Van den Bergh, Govaert C. J.
J., Die
holländische elegante Schule. Ein Beitrag zur Geschichte von Humanismus und
Rechtswissenschaft in den Niederlanden 1500-1800 (= Ius
Commune Sonderheft 148) Klostermann, Frankfurt am
Main 2002. IX, 237 S.
Die vorliegende Monographie geht auf zwei vom Verfasser
auf dem Deutschen Rechtshistorikertag in Frankfurt am Nain
1986 und in Nimwegen 1990 gehaltene Vorträge zurück. Die damaligen Ausführungen
wurden umfassend überarbeitet und dokumentiert. Ein reichhaltiger
Fußnotenapparat belegt die niederländische juristische Rechtsliteratur des 17.
und 18. Jahrhunderts. Hinzu kommt ein bibliographischer Anhang (S. 161-218).
Hier werden nahezu sämtliche Autoren aus der holländischen „eleganten“ Zeit mit
kurzen bio-bibliographischen Nachweisen verzeichnet. Bereits in dieser Hinsicht
stellt die vorliegende Arbeit ein Meisterstück an bio-bibliographischer
Dokumentationsarbeit dar. Hinzu kommen ein umfangreicher bibliographischer Anhang,
ein Register der zitierten und besprochenen römischen Quellen (S. 229ff.), ein
Personenregister, ein Ortsregister sowie ein
Sachregister (S. 231-237). Grundanliegen des Verfassers und zentrale
Stoßrichtung der ganzen Schrift ist eine Aufwertung und Neubewertung der
rechtshistorischen und juristischen Bedeutung der niederländischen
romanistischen Literatur des 17. und 18. Jahrhunderts.

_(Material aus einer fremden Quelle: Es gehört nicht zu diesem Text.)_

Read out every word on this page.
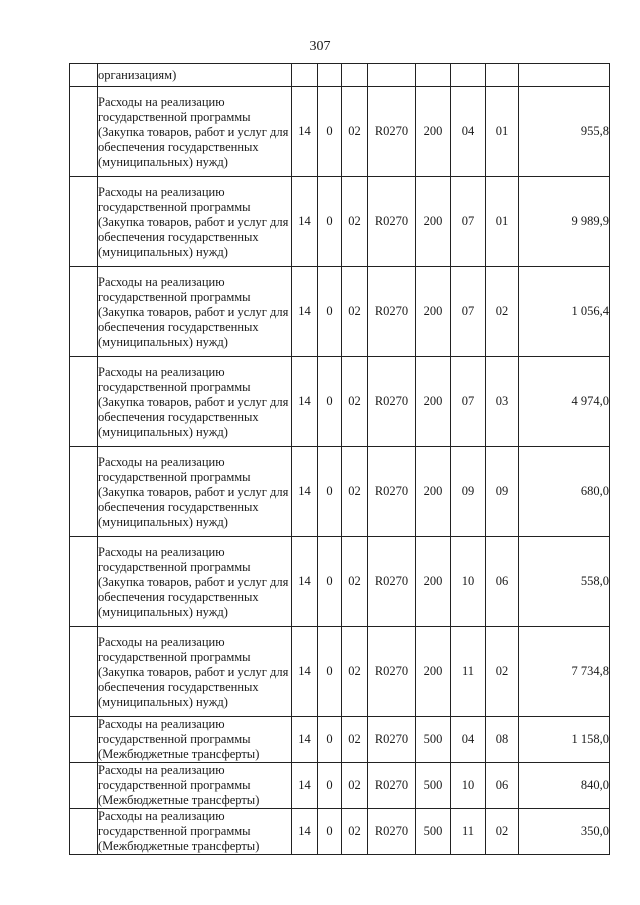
307
	организациям)								
	Расходы на реализацию государственной программы (Закупка товаров, работ и услуг для обеспечения государственных (муниципальных) нужд)	14	0	02	R0270	200	04	01	955,8
	Расходы на реализацию государственной программы (Закупка товаров, работ и услуг для обеспечения государственных (муниципальных) нужд)	14	0	02	R0270	200	07	01	9 989,9
	Расходы на реализацию государственной программы (Закупка товаров, работ и услуг для обеспечения государственных (муниципальных) нужд)	14	0	02	R0270	200	07	02	1 056,4
	Расходы на реализацию государственной программы (Закупка товаров, работ и услуг для обеспечения государственных (муниципальных) нужд)	14	0	02	R0270	200	07	03	4 974,0
	Расходы на реализацию государственной программы (Закупка товаров, работ и услуг для обеспечения государственных (муниципальных) нужд)	14	0	02	R0270	200	09	09	680,0
	Расходы на реализацию государственной программы (Закупка товаров, работ и услуг для обеспечения государственных (муниципальных) нужд)	14	0	02	R0270	200	10	06	558,0
	Расходы на реализацию государственной программы (Закупка товаров, работ и услуг для обеспечения государственных (муниципальных) нужд)	14	0	02	R0270	200	11	02	7 734,8
	Расходы на реализацию государственной программы (Межбюджетные трансферты)	14	0	02	R0270	500	04	08	1 158,0
	Расходы на реализацию государственной программы (Межбюджетные трансферты)	14	0	02	R0270	500	10	06	840,0
	Расходы на реализацию государственной программы (Межбюджетные трансферты)	14	0	02	R0270	500	11	02	350,0
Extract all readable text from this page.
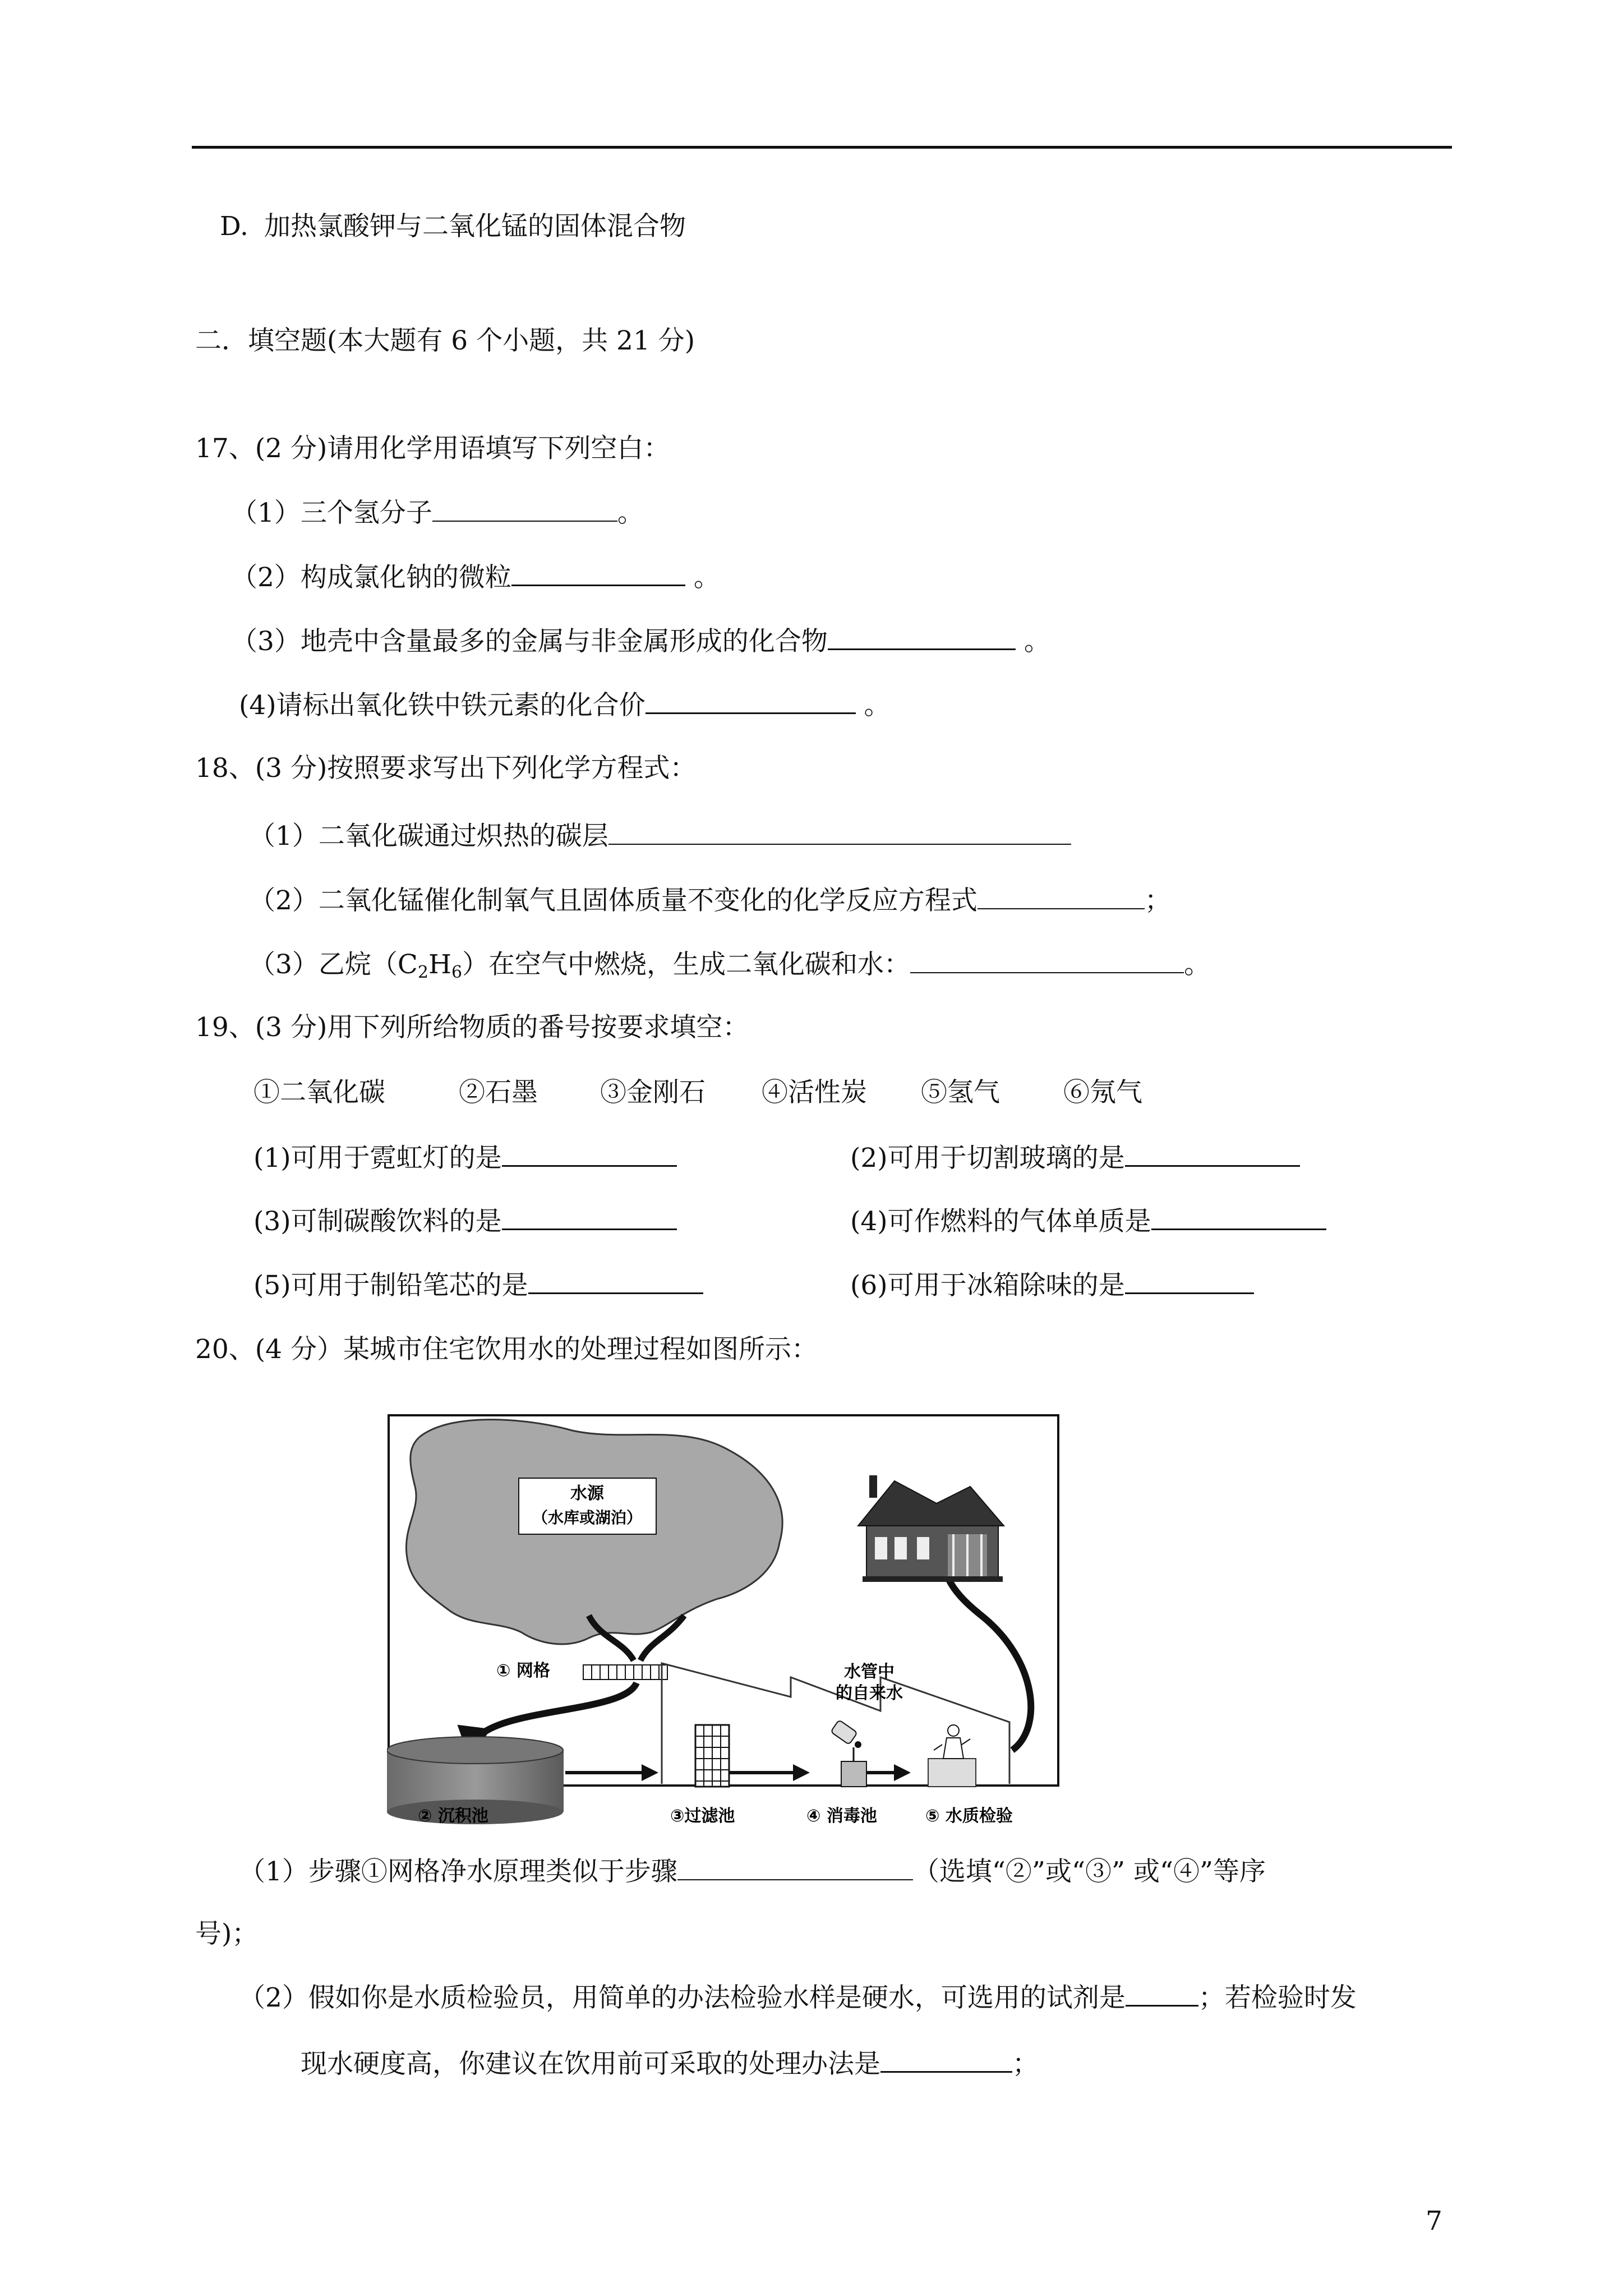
D. 加热氯酸钾与二氧化锰的固体混合物
二．填空题(本大题有 6 个小题，共 21 分)
17、(2 分)请用化学用语填写下列空白：
（1）三个氢分子	。
（2）构成氯化钠的微粒	。
（3）地壳中含量最多的金属与非金属形成的化合物	。
(4)请标出氧化铁中铁元素的化合价	。
18、(3 分)按照要求写出下列化学方程式：
（1）二氧化碳通过炽热的碳层
（2）二氧化锰催化制氧气且固体质量不变化的化学反应方程式	；
（3）乙烷$(C_2H_6)$在空气中燃烧，生成二氧化碳和水：	。
19、(3 分)用下列所给物质的番号按要求填空：
①二氧化碳	②石墨 ③金刚石 ④活性炭 ⑤氢气 ⑥氖气
(1)可用于霓虹灯的是	(2)可用于切割玻璃的是
(3)可制碳酸饮料的是	(4)可作燃料的气体单质是
(5)可用于制铅笔芯的是	(6)可用于冰箱除味的是
20、(4 分）某城市住宅饮用水的处理过程如图所示：
水源
（水库或湖泊）
① 网格	水管中
的自来水
② 沉积池	③过滤池	④ 消毒池	⑤ 水质检验
（1）步骤①网格净水原理类似于步骤	（选填“②”或“③” 或“④”等序
号)；
（2）假如你是水质检验员，用简单的办法检验水样是硬水，可选用的试剂是	；若检验时发
现水硬度高，你建议在饮用前可采取的处理办法是	；
7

Dieses Grundanliegen
wird bereits im Vorwort (S. VII) deutlich formuliert. „Nachdem“ – schreibt der
Verfasser – „die holländische elegante Schule, die im 17. und 18. Jahrhundert
in ganz Europa berühmt war, von nicht Geringeren als Savigny und Jhering verdammt worden war, ist sie weitgehend in
Vergessenheit geraten und kaum noch systematisch untersucht worden. Dadurch gibt
es heute neben oberflächlichem Traditionswissen eine Menge von
Missverständnissen und Fehlurteilen.“ „Es scheint mir also“ – schreibt der
Verfasser weiter – „ausreichend Grund für den Versuch zu bestehen, der
holländischen eleganten Schule ihren gerechten Platz in der
Wissenschaftsgeschichte der Rechtswissenschaft wieder zu verschaffen“. Gerade
der Geschichte des europäischen Ansehens der holländischen eleganten Schule und
deren Niedergang am Ende des 18./Anfang des 19. Jahrhunderts im Urteil der
Nachwelt ist ein erster Abschnitt gewidmet (S. 1-26). Hier werden in einer gut
dokumentierten wissenschaftshistorischen Skizze umfassend Präsenz, Bewertung
und Heranziehung der niederländischen romanistischen Literatur in den Werken
der Romanisten des 19. und des 20. Jahrhunderts im einzelnen nachgewiesen. Nach
dieser wissenschaftshistorischen Einführung folgt ein zweiter Abschnitt „Was
heißt elegante Jurisprudenz?“ (S. 27-70). Hier werden insbesondere die
methodischen und äußeren Erscheinungsformen der niederländischen romanistischen
Literatur des 17. und 18. Jahrhunderts beschrieben. Herausgestellt wird
insbesondere die von diesen Autoren herangezogene Technik der Interpretation
und Heranziehung der Stellen des Corpus Iuris.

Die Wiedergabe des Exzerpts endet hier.